Kaleido Biosciences focuses on developing Microbiome Metabolic Therapies (MMT) across a range of therapeutic areas, including rare genetic diseases. The company was founded in 2015 and has raised approximately $165 million from its founder Flagship Pioneering and several leading investors, including a wholly-owned subsidiary of the Abu Dhabi Investment Authority (ADIA), Fidelity Management and Research Company, Invus, and Rock Springs Capital.
On June 25, 2018, Kaleido closed on an oversubscribed Series C financing worth $101 million. The company indicates it has a library of more than 1,000 MMT candidates. Its lead candidate is KB195, which recently completed a Phase I trial in hyperammonemia. The company indicates it could potentially treat urea cycle disorder (UCD) and hepatic encephalopathy (HE).
Kaleido expects to use the IPO proceeds, for which it has set a preliminary target of $100 million, to advance KB195 into a Phase II trial in hyperammonemia patients with UCD in the first half of this year. It is also evaluating KB195 as well as KB174 for HE.
Cirius Therapeutics focuses on developing therapies for liver and metabolic diseases. Its MSDC-0602K is being developed for nonalcoholic steatohepatitis (NASH) with fibrosis. It is currently in a Phase IIb trial and the company expects to report final data in the second half of this year.

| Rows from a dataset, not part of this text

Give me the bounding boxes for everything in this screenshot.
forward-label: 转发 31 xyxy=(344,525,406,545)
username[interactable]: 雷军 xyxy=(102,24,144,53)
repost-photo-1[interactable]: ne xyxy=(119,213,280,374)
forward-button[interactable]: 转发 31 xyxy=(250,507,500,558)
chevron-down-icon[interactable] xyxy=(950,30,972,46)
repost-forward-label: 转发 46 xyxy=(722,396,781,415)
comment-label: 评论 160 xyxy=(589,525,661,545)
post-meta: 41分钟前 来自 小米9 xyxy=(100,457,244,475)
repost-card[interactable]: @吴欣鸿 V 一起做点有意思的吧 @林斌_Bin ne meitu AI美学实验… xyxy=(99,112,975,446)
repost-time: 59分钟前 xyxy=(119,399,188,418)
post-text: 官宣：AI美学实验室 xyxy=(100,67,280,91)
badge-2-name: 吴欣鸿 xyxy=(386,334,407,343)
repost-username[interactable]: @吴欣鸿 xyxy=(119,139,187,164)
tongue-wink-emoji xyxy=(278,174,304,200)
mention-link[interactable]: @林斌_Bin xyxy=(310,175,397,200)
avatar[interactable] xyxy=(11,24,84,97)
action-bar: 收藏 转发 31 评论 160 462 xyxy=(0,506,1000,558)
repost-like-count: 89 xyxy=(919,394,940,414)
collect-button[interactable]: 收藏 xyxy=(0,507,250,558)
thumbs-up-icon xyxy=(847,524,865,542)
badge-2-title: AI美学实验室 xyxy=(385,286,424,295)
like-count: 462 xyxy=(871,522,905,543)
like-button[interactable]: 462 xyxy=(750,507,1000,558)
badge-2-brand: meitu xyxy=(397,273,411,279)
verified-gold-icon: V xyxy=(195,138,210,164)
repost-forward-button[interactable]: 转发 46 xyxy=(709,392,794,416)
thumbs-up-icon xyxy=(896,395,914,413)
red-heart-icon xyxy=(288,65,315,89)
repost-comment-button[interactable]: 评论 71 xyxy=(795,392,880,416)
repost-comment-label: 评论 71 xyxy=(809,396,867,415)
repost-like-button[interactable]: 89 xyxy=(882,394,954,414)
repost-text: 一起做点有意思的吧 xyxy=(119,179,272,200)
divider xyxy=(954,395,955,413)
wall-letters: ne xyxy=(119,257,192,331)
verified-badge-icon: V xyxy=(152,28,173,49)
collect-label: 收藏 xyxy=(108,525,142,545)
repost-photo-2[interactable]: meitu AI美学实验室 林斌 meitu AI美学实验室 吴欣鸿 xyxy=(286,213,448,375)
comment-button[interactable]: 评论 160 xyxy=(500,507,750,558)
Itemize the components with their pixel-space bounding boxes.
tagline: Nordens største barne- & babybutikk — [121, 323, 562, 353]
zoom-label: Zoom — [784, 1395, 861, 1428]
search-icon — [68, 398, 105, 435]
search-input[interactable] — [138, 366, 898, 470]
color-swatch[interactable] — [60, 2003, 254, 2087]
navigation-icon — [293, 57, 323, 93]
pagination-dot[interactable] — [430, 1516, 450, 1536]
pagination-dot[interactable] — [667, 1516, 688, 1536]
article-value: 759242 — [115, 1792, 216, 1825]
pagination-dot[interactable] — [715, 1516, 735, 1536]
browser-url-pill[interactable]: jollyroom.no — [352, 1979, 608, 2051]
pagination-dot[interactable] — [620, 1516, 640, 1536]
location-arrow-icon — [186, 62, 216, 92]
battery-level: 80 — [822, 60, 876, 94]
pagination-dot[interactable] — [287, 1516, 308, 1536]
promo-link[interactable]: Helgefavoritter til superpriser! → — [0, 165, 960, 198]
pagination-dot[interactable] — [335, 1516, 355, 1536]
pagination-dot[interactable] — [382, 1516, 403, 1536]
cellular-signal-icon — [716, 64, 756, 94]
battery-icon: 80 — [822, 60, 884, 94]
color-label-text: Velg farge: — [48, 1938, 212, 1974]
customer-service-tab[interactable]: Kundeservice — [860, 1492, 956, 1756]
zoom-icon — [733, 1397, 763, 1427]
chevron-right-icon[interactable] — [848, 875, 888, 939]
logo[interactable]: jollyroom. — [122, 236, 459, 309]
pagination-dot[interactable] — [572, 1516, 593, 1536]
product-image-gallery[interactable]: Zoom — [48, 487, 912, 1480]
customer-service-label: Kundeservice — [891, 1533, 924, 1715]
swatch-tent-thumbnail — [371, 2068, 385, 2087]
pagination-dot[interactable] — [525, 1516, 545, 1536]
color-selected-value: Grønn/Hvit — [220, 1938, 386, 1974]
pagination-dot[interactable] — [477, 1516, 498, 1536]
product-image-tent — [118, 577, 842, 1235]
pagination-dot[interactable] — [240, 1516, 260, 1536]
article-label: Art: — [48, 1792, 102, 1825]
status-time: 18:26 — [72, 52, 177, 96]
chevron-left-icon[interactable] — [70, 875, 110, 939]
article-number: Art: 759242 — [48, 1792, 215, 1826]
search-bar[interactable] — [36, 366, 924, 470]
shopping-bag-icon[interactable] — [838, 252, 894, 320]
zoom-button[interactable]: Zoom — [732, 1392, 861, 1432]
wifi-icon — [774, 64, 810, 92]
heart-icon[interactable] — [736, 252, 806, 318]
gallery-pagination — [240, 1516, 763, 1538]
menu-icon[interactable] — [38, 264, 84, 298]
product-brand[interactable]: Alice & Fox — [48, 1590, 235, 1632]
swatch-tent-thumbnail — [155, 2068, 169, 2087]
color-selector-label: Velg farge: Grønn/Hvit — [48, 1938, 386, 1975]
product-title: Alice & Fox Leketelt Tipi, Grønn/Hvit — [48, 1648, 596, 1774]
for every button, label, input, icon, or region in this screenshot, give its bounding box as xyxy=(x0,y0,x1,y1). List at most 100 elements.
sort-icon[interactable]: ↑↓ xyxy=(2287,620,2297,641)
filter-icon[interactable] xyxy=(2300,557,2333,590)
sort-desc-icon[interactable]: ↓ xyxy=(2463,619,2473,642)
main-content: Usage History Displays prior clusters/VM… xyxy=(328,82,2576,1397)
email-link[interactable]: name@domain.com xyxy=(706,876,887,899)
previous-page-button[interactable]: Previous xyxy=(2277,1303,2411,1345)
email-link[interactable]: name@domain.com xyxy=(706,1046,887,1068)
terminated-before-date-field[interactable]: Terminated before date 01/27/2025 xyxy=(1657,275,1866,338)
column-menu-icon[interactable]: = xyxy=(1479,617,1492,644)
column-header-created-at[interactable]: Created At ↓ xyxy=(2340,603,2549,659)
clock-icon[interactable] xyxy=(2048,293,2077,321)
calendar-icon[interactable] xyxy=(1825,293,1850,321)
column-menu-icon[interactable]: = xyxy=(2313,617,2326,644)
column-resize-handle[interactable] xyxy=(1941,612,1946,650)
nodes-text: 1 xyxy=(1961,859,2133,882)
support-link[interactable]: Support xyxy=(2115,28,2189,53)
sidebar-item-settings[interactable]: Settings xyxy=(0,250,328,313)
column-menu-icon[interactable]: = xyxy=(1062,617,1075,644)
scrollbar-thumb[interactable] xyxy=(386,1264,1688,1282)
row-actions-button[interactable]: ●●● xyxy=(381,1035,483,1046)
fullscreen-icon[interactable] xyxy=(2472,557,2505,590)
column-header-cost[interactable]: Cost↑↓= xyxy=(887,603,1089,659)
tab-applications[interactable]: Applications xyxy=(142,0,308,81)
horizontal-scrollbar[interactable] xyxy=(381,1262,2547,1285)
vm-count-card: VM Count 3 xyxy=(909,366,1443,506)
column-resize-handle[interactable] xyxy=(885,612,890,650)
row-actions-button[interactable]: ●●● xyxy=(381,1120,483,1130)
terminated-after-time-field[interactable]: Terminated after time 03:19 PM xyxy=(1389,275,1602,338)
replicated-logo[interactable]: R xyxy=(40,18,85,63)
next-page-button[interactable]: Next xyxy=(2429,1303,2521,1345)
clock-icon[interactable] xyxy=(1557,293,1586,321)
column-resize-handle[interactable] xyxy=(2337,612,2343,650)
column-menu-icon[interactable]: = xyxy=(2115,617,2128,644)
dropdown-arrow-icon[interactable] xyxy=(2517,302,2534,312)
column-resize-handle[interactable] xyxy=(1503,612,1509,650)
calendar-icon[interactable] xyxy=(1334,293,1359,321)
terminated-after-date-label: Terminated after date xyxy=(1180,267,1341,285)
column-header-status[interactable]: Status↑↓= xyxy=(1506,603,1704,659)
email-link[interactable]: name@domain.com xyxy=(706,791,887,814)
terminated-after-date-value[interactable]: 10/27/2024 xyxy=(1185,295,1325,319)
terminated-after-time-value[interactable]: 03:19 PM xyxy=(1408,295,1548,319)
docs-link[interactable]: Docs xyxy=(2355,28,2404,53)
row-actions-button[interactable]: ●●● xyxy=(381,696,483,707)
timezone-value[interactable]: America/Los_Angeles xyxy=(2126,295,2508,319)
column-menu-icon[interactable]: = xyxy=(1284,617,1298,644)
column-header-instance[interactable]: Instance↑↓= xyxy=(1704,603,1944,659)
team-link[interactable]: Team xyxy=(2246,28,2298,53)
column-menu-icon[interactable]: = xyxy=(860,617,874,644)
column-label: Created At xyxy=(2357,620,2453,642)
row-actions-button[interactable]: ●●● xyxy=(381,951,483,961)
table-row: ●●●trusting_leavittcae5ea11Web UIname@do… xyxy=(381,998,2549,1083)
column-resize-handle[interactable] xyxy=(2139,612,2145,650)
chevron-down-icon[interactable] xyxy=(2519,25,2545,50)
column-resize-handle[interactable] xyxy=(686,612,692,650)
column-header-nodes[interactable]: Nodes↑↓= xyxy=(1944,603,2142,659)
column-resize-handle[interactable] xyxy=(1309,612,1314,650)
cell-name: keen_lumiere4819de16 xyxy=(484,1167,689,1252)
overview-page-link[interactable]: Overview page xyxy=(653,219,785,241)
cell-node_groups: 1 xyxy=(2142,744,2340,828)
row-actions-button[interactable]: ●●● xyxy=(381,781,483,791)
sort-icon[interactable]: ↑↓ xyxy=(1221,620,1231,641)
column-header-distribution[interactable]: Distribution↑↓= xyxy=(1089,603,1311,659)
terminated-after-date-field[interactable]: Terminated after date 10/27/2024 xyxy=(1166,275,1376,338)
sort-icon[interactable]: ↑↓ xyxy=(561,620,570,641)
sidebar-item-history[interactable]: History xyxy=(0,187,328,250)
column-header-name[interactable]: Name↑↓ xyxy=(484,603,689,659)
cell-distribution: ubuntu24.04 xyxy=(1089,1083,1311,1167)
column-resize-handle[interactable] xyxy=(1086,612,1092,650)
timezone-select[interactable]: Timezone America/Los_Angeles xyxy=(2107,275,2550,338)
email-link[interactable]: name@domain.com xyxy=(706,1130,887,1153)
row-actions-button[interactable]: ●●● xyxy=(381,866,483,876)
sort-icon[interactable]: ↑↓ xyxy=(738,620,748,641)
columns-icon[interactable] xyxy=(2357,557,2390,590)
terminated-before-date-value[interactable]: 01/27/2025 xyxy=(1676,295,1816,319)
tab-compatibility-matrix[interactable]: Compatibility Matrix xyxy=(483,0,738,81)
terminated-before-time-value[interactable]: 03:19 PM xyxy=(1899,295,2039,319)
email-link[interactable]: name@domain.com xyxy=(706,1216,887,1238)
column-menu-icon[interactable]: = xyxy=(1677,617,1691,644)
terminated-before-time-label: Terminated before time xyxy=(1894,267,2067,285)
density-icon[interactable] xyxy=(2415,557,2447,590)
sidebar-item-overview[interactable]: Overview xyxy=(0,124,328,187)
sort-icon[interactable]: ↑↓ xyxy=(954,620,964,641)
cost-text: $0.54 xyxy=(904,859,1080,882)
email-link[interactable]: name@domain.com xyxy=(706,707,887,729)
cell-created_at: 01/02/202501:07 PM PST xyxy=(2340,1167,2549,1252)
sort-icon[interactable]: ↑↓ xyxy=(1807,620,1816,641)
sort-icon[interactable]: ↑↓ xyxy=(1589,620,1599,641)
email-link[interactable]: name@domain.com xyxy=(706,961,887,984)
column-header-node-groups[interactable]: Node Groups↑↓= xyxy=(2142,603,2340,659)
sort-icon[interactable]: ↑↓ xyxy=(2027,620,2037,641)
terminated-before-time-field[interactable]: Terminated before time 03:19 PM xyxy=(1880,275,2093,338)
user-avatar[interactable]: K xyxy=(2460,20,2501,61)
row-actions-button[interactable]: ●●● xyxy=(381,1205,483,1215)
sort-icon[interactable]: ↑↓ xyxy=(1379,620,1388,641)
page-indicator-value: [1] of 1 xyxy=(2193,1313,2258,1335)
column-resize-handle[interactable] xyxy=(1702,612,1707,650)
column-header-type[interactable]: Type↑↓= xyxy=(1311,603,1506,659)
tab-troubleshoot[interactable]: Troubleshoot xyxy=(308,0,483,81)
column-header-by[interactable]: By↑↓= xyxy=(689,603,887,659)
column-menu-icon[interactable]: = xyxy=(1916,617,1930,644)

In October 2018, the company released interim data from the Phase IIb trial, which showed patients receiving the drug had significant improvements in liver function and insulin resistance at six months.
“We believe these interim results around improved measures of liver function and glycemic control, together with the preliminary adverse event profile, support MSDC-0602K’s potential to be used in the treatment of NASH with fibrosis, including for those patients with Type 2 diabetes, a group which represents approximately 50 percent of patients with NASH,” stated Howard Dittrich at the time, Cirius’ chief medical officer. “These results support the view that therapies directed toward the MPC have the potential to achieve insulin sensitizing pharmacology with an improved profile over first-generation insulin sensitizers. We look forward to presenting full data to the scientific community.”
The drug also showed improvement at six months in fasting glucose, HbA1c, insulin levels and HOMA-IR.
In its prospectus, Cirius indicates it plans to raise $86 million from its IPO. The company was originally called Oceta Therapeutics and was located in Kalamazoo, MI. In 2017, Frazier Healthcare Partners and Denmark-based Novo Holdings threw $40 million at the company, redubbed it Cirius Therapeutics, and moved it to San Diego.
The company indicates it will use its IPO funds to continue clinical testing of its lead compound, as well as for manufacturing of the drug.
Unfortunately, while the government is in shutdown, the IPOs aren’t headed anywhere until it’s over. In order to sell securities, the SEC must review and approve the companies’ plans, and the SEC indicates that with limited staffing, its people are only responding to “emergency situations involving market integrity and investor protection, including law enforcement.”